Seeing this take place, the people running the OLPC project created an exercise for the students in the local school. Armed with little green laptops and internet, they cataloged the different varieties of snakes present in the region, and were given funding to stock the necessary set of antivenoms. The next time a person was bitten, he was administered the medication, so he/she could be taken to the hospital in time. Just last month, they were able to save two lives because of this exercise!
At a macro level, the challenge before us is this. Do we want to see better trained witchdoctors in our future or people who will look past barriers to come up with path-breaking solutions leveraging the power of technology and creative thinking?
December 03, 2012
The power of ideas!
Since ancient times, mankind has progressed on the foundation of great ideas. From the Buddha in the 5th century BC, to the renaissance in Europe, to the information age we are in today, change happens when people challenge assumptions, break barriers, and are not afraid to fail.
I believe we are at the threshold of another such revolution in education. Modern technology has afforded us with tools which we can "think with" rather than stare at a blackboard, or constructionism as opposed to instructionism.
In my work, I want to take cutting edge technology, join them to the "learning by doing" constructionist principles, and put that synthesis at the heart of educational reform.
There are sure to be exciting times ahead in my journey. Stay tuned!
I am a graduate student studying for my Master of Entrepreneurship degree at the University of Michigan. My mission is to revolutionize and democratize education through technology in less advantaged areas of the world. Before joining the program, I have worked in educational projects in Latin America and Australia as a part of the One Laptop Per Child project (which uses a low cost, rugged laptops as an aid to early education).
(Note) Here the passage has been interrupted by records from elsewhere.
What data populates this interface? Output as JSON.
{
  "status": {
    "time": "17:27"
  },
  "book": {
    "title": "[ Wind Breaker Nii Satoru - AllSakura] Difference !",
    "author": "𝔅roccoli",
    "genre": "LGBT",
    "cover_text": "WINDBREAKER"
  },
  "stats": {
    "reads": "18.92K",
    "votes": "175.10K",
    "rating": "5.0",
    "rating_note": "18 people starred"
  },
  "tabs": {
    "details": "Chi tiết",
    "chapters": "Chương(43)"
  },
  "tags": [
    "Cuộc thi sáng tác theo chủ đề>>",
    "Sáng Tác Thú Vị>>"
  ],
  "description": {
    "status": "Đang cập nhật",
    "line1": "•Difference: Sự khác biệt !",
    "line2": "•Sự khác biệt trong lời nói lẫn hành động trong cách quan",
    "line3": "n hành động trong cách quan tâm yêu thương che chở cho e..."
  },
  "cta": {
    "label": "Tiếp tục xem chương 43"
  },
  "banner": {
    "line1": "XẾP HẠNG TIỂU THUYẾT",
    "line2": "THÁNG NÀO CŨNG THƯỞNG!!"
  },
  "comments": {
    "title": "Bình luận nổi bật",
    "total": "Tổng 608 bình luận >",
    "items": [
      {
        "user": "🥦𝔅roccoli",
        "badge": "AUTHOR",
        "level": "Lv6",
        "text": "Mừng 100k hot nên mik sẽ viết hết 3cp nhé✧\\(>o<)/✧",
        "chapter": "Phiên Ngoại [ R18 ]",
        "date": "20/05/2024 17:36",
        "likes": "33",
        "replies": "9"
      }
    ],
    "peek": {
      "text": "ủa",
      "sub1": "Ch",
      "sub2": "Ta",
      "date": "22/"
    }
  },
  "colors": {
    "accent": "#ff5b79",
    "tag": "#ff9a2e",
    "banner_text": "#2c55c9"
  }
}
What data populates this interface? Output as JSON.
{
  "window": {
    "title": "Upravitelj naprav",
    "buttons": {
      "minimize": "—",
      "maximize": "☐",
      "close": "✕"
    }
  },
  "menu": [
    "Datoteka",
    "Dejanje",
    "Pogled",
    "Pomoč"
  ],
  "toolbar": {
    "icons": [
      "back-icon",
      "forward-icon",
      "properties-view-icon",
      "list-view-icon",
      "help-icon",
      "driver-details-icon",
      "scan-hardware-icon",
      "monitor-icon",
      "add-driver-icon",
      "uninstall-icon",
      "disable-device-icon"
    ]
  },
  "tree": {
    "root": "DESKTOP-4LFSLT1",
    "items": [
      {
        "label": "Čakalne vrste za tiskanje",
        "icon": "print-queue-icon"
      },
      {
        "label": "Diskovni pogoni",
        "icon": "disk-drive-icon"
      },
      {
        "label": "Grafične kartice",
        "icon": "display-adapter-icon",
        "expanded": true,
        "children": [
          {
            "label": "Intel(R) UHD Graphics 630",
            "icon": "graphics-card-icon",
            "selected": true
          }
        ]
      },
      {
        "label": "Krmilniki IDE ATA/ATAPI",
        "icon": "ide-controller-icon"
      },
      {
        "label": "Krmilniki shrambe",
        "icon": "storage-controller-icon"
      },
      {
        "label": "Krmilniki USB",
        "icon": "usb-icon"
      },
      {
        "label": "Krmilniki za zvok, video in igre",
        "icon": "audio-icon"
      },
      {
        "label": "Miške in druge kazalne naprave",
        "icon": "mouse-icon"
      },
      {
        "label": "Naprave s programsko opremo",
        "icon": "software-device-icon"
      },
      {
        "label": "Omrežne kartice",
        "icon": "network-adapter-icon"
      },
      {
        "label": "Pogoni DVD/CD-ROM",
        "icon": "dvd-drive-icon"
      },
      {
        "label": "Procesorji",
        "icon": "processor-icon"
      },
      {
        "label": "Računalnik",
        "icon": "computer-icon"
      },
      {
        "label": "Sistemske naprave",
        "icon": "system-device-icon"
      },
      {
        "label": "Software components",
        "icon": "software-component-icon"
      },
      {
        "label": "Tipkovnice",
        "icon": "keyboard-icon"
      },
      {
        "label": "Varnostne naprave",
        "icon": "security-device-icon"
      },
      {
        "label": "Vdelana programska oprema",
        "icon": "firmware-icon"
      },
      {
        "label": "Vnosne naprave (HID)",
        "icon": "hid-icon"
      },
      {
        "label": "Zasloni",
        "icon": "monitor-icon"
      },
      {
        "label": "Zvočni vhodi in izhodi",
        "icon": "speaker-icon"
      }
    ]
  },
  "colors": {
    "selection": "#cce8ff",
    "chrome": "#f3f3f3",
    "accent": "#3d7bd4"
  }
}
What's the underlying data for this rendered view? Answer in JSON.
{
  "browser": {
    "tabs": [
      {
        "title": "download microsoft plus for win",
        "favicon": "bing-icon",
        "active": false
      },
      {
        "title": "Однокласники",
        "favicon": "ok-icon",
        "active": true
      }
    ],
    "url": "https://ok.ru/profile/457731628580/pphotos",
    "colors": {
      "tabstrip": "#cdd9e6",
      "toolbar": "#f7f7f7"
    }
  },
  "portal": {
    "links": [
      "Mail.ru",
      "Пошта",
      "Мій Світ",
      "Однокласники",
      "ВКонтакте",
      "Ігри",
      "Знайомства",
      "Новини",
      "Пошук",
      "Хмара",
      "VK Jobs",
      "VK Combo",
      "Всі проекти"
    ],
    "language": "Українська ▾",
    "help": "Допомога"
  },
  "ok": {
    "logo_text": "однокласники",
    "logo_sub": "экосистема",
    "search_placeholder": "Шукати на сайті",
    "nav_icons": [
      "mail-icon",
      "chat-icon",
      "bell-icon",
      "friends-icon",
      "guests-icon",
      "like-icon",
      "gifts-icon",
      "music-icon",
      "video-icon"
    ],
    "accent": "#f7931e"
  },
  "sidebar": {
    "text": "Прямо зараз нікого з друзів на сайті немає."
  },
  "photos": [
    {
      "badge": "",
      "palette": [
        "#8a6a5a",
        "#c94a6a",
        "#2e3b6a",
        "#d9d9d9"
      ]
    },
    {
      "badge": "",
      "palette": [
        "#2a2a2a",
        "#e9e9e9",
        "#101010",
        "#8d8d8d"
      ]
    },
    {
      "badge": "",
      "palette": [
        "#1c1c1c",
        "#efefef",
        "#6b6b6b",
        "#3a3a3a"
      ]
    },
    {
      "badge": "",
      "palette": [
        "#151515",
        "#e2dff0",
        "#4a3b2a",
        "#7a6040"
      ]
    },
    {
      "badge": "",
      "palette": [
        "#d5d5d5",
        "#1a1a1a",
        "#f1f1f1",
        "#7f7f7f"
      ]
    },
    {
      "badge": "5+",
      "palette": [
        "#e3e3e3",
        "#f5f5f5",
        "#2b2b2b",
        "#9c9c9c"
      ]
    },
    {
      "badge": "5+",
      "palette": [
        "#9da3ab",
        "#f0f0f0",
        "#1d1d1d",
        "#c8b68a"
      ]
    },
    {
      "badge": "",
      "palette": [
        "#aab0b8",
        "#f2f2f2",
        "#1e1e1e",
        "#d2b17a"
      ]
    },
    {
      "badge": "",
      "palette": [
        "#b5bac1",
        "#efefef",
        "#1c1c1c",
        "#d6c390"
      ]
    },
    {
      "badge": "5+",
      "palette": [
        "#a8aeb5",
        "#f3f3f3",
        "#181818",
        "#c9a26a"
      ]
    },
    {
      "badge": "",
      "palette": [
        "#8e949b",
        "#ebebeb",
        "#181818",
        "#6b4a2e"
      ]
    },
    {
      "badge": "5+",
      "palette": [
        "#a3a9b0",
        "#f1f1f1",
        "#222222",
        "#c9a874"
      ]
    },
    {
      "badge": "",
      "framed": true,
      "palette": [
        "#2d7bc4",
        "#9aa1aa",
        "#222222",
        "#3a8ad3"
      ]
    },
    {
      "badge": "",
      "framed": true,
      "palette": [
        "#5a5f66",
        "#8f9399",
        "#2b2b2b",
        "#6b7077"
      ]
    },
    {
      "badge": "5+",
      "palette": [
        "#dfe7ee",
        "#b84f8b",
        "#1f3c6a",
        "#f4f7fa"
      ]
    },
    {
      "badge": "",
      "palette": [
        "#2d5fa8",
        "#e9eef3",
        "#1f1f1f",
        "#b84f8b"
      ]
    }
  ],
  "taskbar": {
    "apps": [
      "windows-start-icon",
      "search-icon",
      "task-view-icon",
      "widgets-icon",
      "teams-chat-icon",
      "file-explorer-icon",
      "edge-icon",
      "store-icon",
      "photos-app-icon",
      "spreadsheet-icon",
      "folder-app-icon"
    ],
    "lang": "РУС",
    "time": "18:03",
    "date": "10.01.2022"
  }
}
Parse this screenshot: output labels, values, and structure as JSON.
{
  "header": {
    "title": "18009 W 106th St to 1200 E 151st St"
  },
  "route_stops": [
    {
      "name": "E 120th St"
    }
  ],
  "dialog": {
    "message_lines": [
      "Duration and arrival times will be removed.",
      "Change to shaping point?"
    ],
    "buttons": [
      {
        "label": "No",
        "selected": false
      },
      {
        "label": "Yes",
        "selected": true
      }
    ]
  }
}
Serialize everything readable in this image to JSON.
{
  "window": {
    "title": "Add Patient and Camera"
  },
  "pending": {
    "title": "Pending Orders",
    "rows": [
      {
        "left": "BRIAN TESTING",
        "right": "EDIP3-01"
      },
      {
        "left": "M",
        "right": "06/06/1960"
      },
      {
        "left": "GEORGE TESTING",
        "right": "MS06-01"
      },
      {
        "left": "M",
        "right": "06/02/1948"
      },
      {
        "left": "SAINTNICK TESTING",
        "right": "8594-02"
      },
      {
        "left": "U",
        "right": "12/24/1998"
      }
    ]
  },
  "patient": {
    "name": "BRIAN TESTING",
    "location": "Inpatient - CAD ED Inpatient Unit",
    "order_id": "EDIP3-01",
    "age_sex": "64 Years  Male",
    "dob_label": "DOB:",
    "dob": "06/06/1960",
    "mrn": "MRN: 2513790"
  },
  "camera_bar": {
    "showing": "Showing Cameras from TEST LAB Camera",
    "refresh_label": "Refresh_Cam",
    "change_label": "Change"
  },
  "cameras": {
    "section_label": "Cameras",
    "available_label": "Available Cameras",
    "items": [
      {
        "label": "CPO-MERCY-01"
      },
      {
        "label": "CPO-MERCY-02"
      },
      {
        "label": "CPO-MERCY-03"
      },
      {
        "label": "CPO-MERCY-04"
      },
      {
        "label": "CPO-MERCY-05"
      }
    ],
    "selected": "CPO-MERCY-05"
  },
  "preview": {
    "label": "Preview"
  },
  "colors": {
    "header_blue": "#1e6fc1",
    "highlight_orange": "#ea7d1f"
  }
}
As part of my degree, I am working in the Detroit region to understand (and hopefully solve) some of the challenges with early education. I am at the stage of figuring out the challenges kids face while learning, and brainstorming solutions based on the principles of "learning by doing". Also, while I am dedicated to my overall mission ,I have yet to focus in on which aspect of education I want to address, and the role (or not) of IT and/or low cost rugged laptops and electronic devices in it.
I find that the most fulfilling aspect of my work is the sense of pride kids feel when they have had the wonderful experience of learning something, or better yet, learning about learning itself!